Wednesday, December 21, 2011

Carb Fasting Fantasy Study?

Happy hump day, Nerd Herd! There's been a request at The Real Fitness Nerd HQ to have a looky-loo at a diet comparison presented this month at the CTRC-AACR San Antonio Breast Cancer Symposium:
(British researcher Michelle Harvie and colleagues put) one third of the women on a Mediterranean-type diet that restricted calories to about 1,500 per day. A second group was told to eat normally most of the time, but two days a week to cut carbs and also calories to about 650 on those two days. The third group was also to cut carbs two days a week, but there was no calorie restriction on those days. 
At the end of four weeks women in both of the intermittent dieting groups had lost more weight — about 9 pounds — than the women who ate low calorie meals every day of the week — about 5 pounds.
It's also worth noting that the intermittent fasters experienced greater drops in insulin resistance.

So that's great and all, but I have a few issues. First off, I'm annoyed that they compared a super-high calorie deficit with the carb-fasting without throwing a sensible diet with a slight deficit in the mix.
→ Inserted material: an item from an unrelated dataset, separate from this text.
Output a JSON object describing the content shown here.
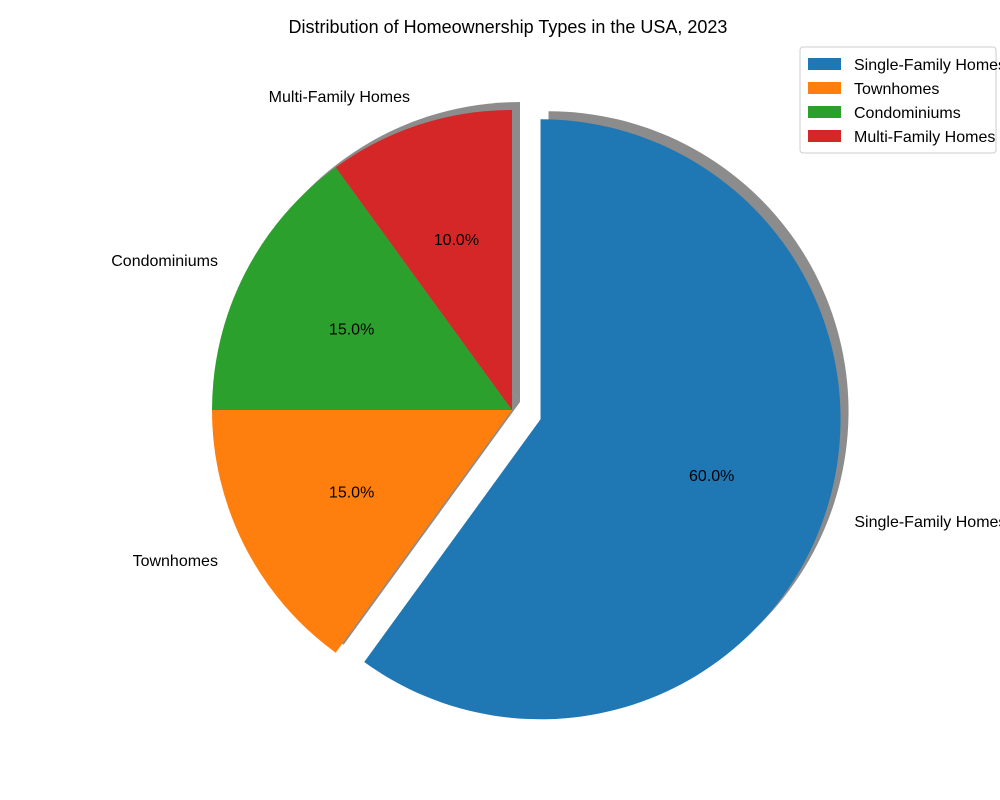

From an insulin resistance perspective, I'd be much more interested in seeing those numbers, given intermittent fasting may be a good long-term solution for diabetes management, whereas committing to a lifetime of 1500 daily calories tends to involve such pesky side-effects as breaking down of muscles for fuel, reduced metabolism, reenforcement of eating disorders and, oh yes, death. With that in mind, it nulls the comparison a little.
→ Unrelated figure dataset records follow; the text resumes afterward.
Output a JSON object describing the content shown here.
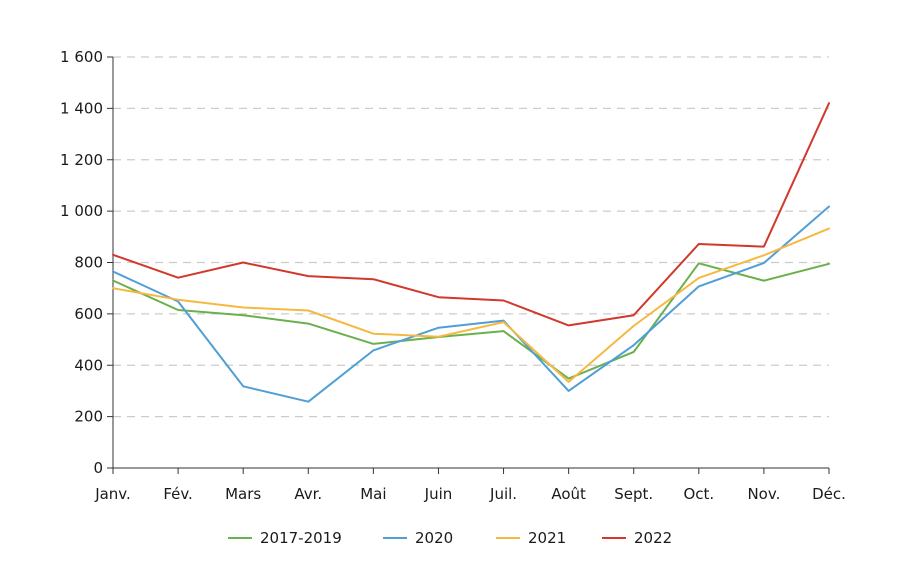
{
  "chart_data": {
    "type": "line",
    "title": "",
    "xlabel": "",
    "ylabel": "",
    "categories": [
      "Janv.",
      "Fév.",
      "Mars",
      "Avr.",
      "Mai",
      "Juin",
      "Juil.",
      "Août",
      "Sept.",
      "Oct.",
      "Nov.",
      "Déc."
    ],
    "ylim": [
      0,
      1600
    ],
    "yticks": [
      0,
      200,
      400,
      600,
      800,
      1000,
      1200,
      1400,
      1600
    ],
    "ytick_labels": [
      "0",
      "200",
      "400",
      "600",
      "800",
      "1 000",
      "1 200",
      "1 400",
      "1 600"
    ],
    "grid": "horizontal dashed",
    "legend_position": "bottom",
    "series": [
      {
        "name": "2017-2019",
        "color": "#6ab04c",
        "values": [
          730,
          615,
          595,
          562,
          483,
          510,
          533,
          348,
          452,
          797,
          729,
          795
        ]
      },
      {
        "name": "2020",
        "color": "#4f9fd6",
        "values": [
          765,
          648,
          318,
          258,
          458,
          546,
          574,
          300,
          478,
          707,
          798,
          1018
        ]
      },
      {
        "name": "2021",
        "color": "#f5b942",
        "values": [
          700,
          655,
          625,
          613,
          523,
          511,
          568,
          335,
          553,
          740,
          828,
          932
        ]
      },
      {
        "name": "2022",
        "color": "#d0392b",
        "values": [
          830,
          741,
          800,
          747,
          735,
          665,
          652,
          555,
          595,
          872,
          862,
          1420
        ]
      }
    ]
  }
}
Furthermore, there seems to me to be a lot of vague "eat what you want" aspects to this study, making for a lot of confounding variables, n'est pas?
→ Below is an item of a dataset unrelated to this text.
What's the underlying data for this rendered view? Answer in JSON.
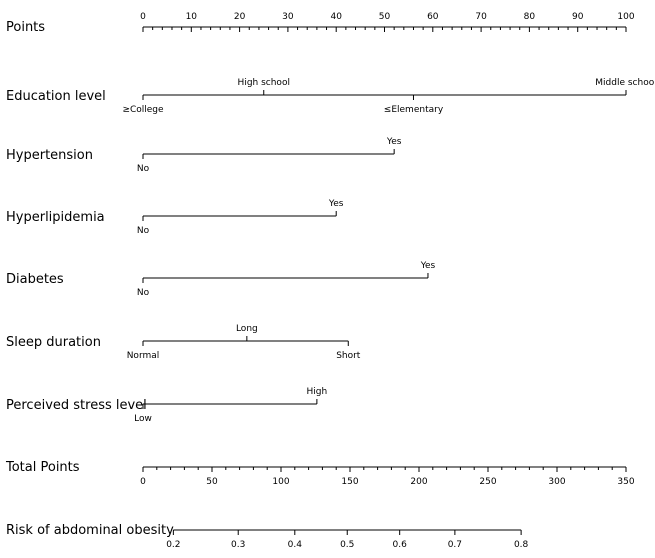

But even more furthermore, I question the timeline - 4 weeks doesn't prove anything. I've read a few studies showing that low-carbing works better at the start of a diet, but not necessarily in the long term. Oddly enough, in my research to document this, I came across a study by - you're not going to believe this - the same crew who presented the research we're discussing here! Whadayaknow, Joe!

In May of 2011, Harvie et al authored a study in the International Journal of Obesity in which they compared "intermittent continuous energy (IER) with continuous energy restriction (CER) for weight loss, insulin sensitivity and other metabolic disease risk markers." This study, however, spanned 6 months. The IER ladies lost slightly more weight (1.7 pounds more, on average). The general findings were that "IER is as effective as CER with regard to weight loss, insulin sensitivity and other health biomarkers."

In other words, IER was a slightly better method, but not enough to get too thrilled about. So who's zooming whom here? Are these the same study? Were I a Conspiracy Nerd, I'd think someone cherry picked data from the May study to make for a more titillating, headline-grabbing December presentation. Who knows? I suppose the truth is out there.

I'm warming to intermittent fasting more and more each day. I'm willing to accept new methods for weight loss and diabetes prevention, but something's gone afoul here.